Shi Yan, Liu Wei, Wei Feng, Ma Shuang-Cheng
National Institutes for Food and Drug Control Beijing 102629,China.
Zhongguo Zhong Yao Za Zhi. 2023 Aug;48(16):4370-4380. doi: 10.19540/j.cnki.cjcmm.20230427.302.
This study aimed to establish a method based on machine learning technology for accurately predicting the commodity specifications of Fritillariae Cirrhosae Bulbus and explore the application of data augmentation technology in the field of drug analysis. The correlation optimized warping(COW) algorithm was used to perform peak calibration on the UPLC-QDA multi-channel superimposed data of 30 batches of samples, and the data were normalized. Through unsupervised learning methods such as clustering analysis, principal component analysis(PCA), and correlation analysis, the general characteristics of the data were understood. Then, the logistic regression algorithm was used for supervised learning on the data, and the condition tabular generative adversarial networks(CTGAN) was used to generate a large amount of data. Logistic regression classification models were trained separately using the real data and the data generated by CTGAN, and these models were evaluated. The logistic regression model trained with real data achieved cross-validation and test set accuracies of 0.95 and 1.00, respectively, while the logistic regression model trained with both real and CTGAN-generated data achieved cross-validation and test set accuracies of 0.99 and 1.00, respectively. The results indicate that machine learning can accurately predict the classification of Songbei, Qingbei, and Lubeibased on UPLC-QDA detection data. CTGAN-generated data can partially compensate for the lack of data in drug analysis, improving the accuracy and predictive ability of machine learning models.

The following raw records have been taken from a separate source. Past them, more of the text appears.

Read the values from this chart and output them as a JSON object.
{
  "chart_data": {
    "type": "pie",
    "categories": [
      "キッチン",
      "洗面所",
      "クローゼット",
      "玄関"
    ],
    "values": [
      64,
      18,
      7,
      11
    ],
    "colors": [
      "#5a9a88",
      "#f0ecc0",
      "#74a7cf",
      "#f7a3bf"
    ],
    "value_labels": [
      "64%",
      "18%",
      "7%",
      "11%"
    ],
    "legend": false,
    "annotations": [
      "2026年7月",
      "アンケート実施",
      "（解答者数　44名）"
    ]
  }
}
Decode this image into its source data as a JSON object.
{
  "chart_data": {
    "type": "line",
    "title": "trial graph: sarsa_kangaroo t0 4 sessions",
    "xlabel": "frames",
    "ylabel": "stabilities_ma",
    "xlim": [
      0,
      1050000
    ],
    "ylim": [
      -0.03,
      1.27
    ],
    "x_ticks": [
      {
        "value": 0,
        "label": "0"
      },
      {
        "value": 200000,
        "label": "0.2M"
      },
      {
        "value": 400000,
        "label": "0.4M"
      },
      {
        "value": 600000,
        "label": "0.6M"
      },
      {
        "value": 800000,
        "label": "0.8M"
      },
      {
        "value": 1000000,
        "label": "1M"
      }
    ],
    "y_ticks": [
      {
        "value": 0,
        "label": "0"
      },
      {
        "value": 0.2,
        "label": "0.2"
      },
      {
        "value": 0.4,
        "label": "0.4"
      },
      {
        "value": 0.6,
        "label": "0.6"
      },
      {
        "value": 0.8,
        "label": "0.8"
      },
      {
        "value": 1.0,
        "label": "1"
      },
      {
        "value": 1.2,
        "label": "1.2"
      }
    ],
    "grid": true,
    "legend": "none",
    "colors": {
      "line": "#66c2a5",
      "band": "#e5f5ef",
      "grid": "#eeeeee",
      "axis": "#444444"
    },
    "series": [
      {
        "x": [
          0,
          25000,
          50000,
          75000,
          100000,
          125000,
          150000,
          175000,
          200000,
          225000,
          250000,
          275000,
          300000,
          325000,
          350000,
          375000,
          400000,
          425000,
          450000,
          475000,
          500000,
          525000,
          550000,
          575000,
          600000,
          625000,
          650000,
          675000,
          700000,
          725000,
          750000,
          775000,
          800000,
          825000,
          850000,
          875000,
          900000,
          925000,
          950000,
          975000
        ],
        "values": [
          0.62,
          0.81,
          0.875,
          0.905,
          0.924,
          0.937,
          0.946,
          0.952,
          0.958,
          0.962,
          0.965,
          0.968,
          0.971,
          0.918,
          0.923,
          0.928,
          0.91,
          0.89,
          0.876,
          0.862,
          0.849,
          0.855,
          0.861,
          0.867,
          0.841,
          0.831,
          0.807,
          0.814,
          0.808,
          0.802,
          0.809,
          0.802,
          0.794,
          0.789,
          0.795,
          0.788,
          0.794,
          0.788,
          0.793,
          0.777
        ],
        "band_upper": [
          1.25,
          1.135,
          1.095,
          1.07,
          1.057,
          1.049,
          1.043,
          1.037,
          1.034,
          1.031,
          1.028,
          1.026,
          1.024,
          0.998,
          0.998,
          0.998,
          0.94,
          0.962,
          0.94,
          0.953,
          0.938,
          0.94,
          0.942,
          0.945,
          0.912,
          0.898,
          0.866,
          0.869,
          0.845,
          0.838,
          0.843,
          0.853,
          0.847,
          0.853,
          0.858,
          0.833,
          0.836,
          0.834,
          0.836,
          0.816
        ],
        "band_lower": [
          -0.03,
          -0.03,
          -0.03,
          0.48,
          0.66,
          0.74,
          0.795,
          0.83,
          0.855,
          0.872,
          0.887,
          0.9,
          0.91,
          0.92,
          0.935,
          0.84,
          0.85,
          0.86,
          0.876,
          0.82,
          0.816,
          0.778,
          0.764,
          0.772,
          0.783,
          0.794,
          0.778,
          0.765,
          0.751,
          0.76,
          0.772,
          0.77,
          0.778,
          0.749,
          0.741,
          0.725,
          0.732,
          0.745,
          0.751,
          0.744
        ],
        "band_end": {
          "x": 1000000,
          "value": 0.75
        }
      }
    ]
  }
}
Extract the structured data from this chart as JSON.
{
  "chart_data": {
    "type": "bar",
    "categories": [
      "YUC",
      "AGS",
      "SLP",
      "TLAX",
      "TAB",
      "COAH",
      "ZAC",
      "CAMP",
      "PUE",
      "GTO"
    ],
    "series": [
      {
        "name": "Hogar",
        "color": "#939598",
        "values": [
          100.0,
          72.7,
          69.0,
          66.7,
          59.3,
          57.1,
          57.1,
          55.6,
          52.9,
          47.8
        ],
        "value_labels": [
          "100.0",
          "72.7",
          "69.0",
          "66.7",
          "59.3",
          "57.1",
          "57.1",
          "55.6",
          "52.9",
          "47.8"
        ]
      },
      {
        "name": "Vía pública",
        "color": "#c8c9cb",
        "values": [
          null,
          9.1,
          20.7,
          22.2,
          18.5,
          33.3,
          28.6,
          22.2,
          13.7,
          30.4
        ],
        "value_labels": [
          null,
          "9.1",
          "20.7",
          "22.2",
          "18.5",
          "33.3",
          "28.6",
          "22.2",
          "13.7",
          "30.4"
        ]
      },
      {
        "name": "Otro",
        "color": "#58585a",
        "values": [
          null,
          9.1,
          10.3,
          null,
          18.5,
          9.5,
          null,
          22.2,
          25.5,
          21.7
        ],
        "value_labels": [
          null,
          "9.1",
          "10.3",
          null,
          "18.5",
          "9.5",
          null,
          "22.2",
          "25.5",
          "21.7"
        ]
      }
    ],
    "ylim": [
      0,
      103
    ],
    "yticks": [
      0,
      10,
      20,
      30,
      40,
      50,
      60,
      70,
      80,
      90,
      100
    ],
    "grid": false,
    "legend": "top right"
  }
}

本研究旨在建立一种基于机器学习技术的方法,用于准确预测川贝母的商品规格,并探索数据增强技术在药物分析领域的应用。采用相关优化翘曲(COW)算法对30批次样品的超高效液相色谱-四极杆飞行时间质谱(UPLC-QDA)多通道叠加数据进行峰校准,并对数据进行归一化处理。通过聚类分析、主成分分析(PCA)和相关分析等无监督学习方法,了解数据的一般特征。然后,使用逻辑回归算法对数据进行监督学习,并使用条件表格生成对抗网络(CTGAN)生成大量数据。分别使用真实数据和CTGAN生成的数据训练逻辑回归分类模型,并对这些模型进行评估。使用真实数据训练的逻辑回归模型的交叉验证和测试集准确率分别为0.95和1.00,而使用真实数据和CTGAN生成的数据训练的逻辑回归模型的交叉验证和测试集准确率分别为0.99和1.00。结果表明,机器学习可以基于UPLC-QDA检测数据准确预测松贝、青贝和炉贝的分类。CTGAN生成的数据可以部分弥补药物分析中数据的不足,提高机器学习模型的准确性和预测能力。